Ohhhh Yeahhhhh -I did soooo use a Shogun reference
Fatalism (Amor Fati)
Taking risks requires accepting the consequences, and this sort of fatalism appeals to Nietzsche. I think that in this he is very much in league with Sartre, who may not have believed in fate but certainly did insist that one must accept the consequences of his or her actions. Fatalism appealed to Nietzsche in his analysis of the ancient Greeks, their acceptance of life and their fate in the face of absurdity and suffering. It appealed to him in considering his own miserable life, the triumph of his genius in the face of his own absurd suffering. “Not just to accept fate,” he exclaims, toward the end of his life, “but to love it, amor fati!” I will have a good deal more to say about Nietzsche’s “classical” concept of fatalism in the next chapter. But taking fatalism as a virtue, it is of a piece with his overall insistence on “life affirmation” and his rejection of Schopenhauer’s pessimism. To accept joyfully rather than bitterly curse one’s fate—and Nietzsche surely had a good deal in his life to bitterly curse—is one of life’s greatest virtues.

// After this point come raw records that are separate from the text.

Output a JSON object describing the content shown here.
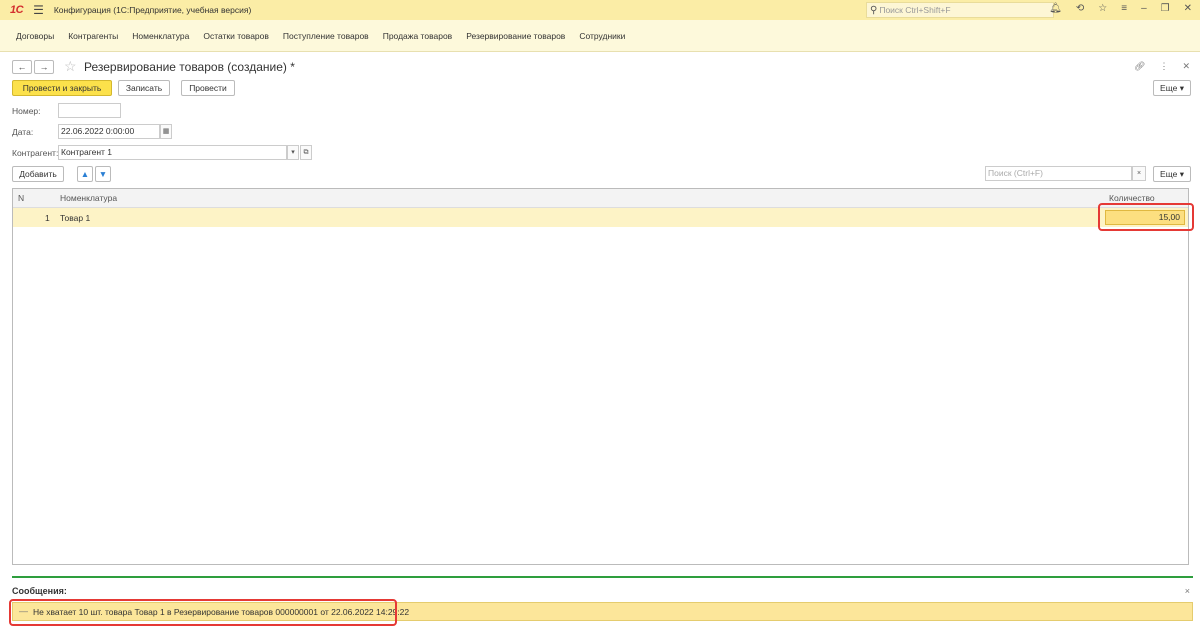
{
  "titlebar": {
    "logo": "1С",
    "menu_icon": "hamburger-icon",
    "title": "Конфигурация  (1С:Предприятие, учебная версия)",
    "search_placeholder": "Поиск Ctrl+Shift+F",
    "icons": [
      "bell-icon",
      "history-icon",
      "star-icon",
      "settings-icon",
      "minimize-icon",
      "restore-icon",
      "close-icon"
    ]
  },
  "sections": [
    "Договоры",
    "Контрагенты",
    "Номенклатура",
    "Остатки товаров",
    "Поступление товаров",
    "Продажа товаров",
    "Резервирование товаров",
    "Сотрудники"
  ],
  "form": {
    "back": "←",
    "forward": "→",
    "title": "Резервирование товаров (создание) *",
    "post_close_label": "Провести и закрыть",
    "write_label": "Записать",
    "post_label": "Провести",
    "more_label": "Еще",
    "number_label": "Номер:",
    "number_value": "",
    "date_label": "Дата:",
    "date_value": "22.06.2022  0:00:00",
    "counterparty_label": "Контрагент:",
    "counterparty_value": "Контрагент 1"
  },
  "table_toolbar": {
    "add_label": "Добавить",
    "search_placeholder": "Поиск (Ctrl+F)",
    "clear": "×",
    "more_label": "Еще"
  },
  "table": {
    "columns": [
      "N",
      "Номенклатура",
      "Количество"
    ],
    "rows": [
      {
        "n": "1",
        "item": "Товар 1",
        "qty": "15,00"
      }
    ]
  },
  "messages": {
    "title": "Сообщения:",
    "close": "×",
    "items": [
      "Не хватает 10 шт. товара Товар 1 в Резервирование товаров 000000001 от 22.06.2022 14:29:22"
    ]
  },
  "colors": {
    "titlebar_bg": "#fbeda6",
    "primary_button": "#fce14b",
    "highlight": "#e53935",
    "messages_line": "#2e9e3e"
  }
}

The question then becomes whether Nietzsche’s many comments and occasional arguments in favor of “the love of fate” (amor fati) and against “free will” undermine any interpretation of his philosophy in existentialist and “self-making” terms. I take it that some such conception of self-making or self-creation is central to both Kierkegaard and Sartre, at least, and as such I take it to be the definitive core of that exquisite sensibility called “Existentialism.” I want to argue that Nietzsche’s fatalism and his “self-making” are ultimately two sides of the same coin and not at odds or contradictory. Nietzsche embraces the notions of responsibility—in particular, the responsibility for one’s character and “who one is”—but without invoking “free will.”